One stormy night in November, the decapitated head of republican senator Henry Ham was discovered sewn to the right shoulder of democratic senator Shirly Shitbrains. "This model of bipartisanship," commented the two-headed senator in unison, "is very promising and effectively doubles the available seats in senate."

More politicians began arriving to work with bipartisan heads until all the interests of rich, white americans were dutifully served. Also... fags were permitted to kiss in military uniform, and the rainforests were kinda protected.

The impoverished huddled masses were somehow overlooked during all of this, but sensing a decent opportunity, they began sewing their heads onto the shoulders of sleeping rich folks.

The rich folks woke up alarmed, having never felt so claustrophobic or unclean, and began sewing their heads onto the already crowded shoulders of sleeping senators, maybe to encourage some kind of intervention.

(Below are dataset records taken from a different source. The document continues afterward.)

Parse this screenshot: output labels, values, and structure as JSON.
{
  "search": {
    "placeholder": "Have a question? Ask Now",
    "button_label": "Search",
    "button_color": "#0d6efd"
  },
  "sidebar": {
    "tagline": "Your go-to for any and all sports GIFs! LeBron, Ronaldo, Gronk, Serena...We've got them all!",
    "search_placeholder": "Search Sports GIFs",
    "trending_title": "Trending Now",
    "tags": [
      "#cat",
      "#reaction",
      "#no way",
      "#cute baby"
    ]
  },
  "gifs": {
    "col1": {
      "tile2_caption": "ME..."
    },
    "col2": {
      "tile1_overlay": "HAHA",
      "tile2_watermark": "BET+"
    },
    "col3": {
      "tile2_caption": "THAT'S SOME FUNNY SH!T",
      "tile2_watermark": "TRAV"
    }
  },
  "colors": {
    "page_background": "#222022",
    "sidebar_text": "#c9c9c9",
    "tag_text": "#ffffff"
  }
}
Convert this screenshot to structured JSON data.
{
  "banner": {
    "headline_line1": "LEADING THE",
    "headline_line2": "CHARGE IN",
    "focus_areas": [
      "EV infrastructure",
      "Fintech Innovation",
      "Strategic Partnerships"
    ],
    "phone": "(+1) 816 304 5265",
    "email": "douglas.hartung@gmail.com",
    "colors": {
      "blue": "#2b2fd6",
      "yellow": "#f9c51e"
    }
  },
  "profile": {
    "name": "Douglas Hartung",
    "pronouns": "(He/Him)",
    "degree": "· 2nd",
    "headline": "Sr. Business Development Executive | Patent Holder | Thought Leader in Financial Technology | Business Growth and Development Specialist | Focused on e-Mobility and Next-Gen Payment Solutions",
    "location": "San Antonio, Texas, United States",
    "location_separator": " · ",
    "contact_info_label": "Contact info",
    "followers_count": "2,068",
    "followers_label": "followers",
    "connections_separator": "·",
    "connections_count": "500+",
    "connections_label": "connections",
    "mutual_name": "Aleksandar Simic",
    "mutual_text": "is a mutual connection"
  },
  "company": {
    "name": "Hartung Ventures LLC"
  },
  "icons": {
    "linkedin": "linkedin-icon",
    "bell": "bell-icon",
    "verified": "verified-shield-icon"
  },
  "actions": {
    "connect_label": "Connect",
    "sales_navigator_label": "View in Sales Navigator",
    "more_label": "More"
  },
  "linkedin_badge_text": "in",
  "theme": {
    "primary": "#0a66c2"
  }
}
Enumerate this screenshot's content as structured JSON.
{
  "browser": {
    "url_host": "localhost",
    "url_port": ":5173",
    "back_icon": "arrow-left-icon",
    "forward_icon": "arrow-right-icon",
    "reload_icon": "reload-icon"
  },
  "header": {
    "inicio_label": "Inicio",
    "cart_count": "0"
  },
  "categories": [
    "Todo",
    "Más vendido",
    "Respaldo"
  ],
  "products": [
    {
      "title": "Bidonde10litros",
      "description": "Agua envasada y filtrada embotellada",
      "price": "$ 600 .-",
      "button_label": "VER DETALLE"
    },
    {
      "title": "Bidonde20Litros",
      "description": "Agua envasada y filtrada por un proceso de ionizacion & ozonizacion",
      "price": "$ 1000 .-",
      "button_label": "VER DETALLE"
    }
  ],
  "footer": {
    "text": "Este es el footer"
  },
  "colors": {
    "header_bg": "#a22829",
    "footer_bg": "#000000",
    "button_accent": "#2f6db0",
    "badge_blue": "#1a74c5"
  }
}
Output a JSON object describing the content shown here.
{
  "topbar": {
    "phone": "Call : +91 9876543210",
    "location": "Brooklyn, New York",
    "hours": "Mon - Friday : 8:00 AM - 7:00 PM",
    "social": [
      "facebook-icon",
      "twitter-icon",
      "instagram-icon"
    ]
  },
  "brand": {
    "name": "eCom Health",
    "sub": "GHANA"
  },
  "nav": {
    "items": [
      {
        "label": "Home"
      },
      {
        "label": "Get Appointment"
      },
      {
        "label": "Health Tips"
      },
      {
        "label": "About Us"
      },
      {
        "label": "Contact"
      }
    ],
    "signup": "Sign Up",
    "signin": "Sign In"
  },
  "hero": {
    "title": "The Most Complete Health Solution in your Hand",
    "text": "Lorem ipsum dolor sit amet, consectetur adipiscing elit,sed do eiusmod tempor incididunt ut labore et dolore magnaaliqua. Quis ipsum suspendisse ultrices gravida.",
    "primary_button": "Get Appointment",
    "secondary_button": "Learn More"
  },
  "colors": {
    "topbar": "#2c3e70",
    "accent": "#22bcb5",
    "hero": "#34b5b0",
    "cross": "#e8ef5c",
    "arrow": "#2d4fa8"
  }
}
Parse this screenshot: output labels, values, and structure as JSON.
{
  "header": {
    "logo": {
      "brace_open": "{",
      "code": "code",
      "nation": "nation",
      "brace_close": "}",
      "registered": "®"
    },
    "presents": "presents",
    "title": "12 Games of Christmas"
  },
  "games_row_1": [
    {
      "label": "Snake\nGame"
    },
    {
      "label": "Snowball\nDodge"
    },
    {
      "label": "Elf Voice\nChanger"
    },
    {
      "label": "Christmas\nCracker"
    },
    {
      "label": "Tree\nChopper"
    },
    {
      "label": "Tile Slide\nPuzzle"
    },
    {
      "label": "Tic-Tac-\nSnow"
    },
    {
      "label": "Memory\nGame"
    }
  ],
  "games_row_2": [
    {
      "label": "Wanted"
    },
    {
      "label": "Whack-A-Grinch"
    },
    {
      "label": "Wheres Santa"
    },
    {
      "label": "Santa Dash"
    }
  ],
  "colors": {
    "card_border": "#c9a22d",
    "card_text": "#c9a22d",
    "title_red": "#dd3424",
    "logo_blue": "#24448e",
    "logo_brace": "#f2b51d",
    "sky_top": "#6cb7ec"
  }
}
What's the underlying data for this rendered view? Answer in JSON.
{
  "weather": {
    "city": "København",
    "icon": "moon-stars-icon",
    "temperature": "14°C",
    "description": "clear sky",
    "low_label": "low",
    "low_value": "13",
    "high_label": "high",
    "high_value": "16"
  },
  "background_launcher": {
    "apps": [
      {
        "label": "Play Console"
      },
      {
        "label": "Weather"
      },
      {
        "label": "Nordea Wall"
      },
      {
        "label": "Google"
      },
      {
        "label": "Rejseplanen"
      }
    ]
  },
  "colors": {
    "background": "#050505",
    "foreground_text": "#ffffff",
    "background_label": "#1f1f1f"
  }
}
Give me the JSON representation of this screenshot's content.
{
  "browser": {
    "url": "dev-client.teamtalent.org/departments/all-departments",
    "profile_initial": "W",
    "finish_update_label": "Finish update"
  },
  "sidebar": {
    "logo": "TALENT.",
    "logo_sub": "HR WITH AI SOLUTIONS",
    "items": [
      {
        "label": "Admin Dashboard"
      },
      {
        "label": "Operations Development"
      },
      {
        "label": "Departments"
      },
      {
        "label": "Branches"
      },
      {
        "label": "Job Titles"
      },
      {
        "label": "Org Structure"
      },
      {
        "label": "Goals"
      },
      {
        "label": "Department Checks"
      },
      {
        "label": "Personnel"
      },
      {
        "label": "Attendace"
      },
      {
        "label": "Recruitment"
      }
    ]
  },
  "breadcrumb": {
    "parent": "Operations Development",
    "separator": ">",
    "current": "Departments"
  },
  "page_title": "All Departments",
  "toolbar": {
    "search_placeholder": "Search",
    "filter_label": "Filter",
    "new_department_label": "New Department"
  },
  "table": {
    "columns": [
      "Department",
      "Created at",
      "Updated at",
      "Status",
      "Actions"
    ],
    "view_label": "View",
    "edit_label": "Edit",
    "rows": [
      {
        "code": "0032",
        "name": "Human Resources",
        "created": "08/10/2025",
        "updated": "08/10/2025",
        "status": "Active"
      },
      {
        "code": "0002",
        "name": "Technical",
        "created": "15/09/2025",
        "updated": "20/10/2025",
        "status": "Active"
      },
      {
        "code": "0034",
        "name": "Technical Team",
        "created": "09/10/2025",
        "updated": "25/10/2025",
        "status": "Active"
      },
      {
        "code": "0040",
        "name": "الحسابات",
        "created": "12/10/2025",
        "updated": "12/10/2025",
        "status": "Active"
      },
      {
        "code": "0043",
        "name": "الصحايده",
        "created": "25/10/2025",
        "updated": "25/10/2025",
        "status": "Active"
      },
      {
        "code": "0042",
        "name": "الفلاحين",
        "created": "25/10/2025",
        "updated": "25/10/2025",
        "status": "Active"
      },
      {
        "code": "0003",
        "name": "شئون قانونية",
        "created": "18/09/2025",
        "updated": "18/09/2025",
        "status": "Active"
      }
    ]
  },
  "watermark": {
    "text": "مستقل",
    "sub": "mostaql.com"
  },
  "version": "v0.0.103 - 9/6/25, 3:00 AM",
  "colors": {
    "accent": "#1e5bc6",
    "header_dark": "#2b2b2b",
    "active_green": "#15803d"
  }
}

The senators woke up alarmed and approached the middle class for assistance since they were the only group of single-headed people left who might get them out of this mess.

But the middle class was hypnotized. They were too busy debating and bickering about unimportant dull gray media issues. Too busy making up clever names for their opponents and regurgitating talk-show garbage. Too busy being genuinely offended by everything. So busy that they didn't notice the monster with a million heads which proceeded to stomp the cuckoo nest.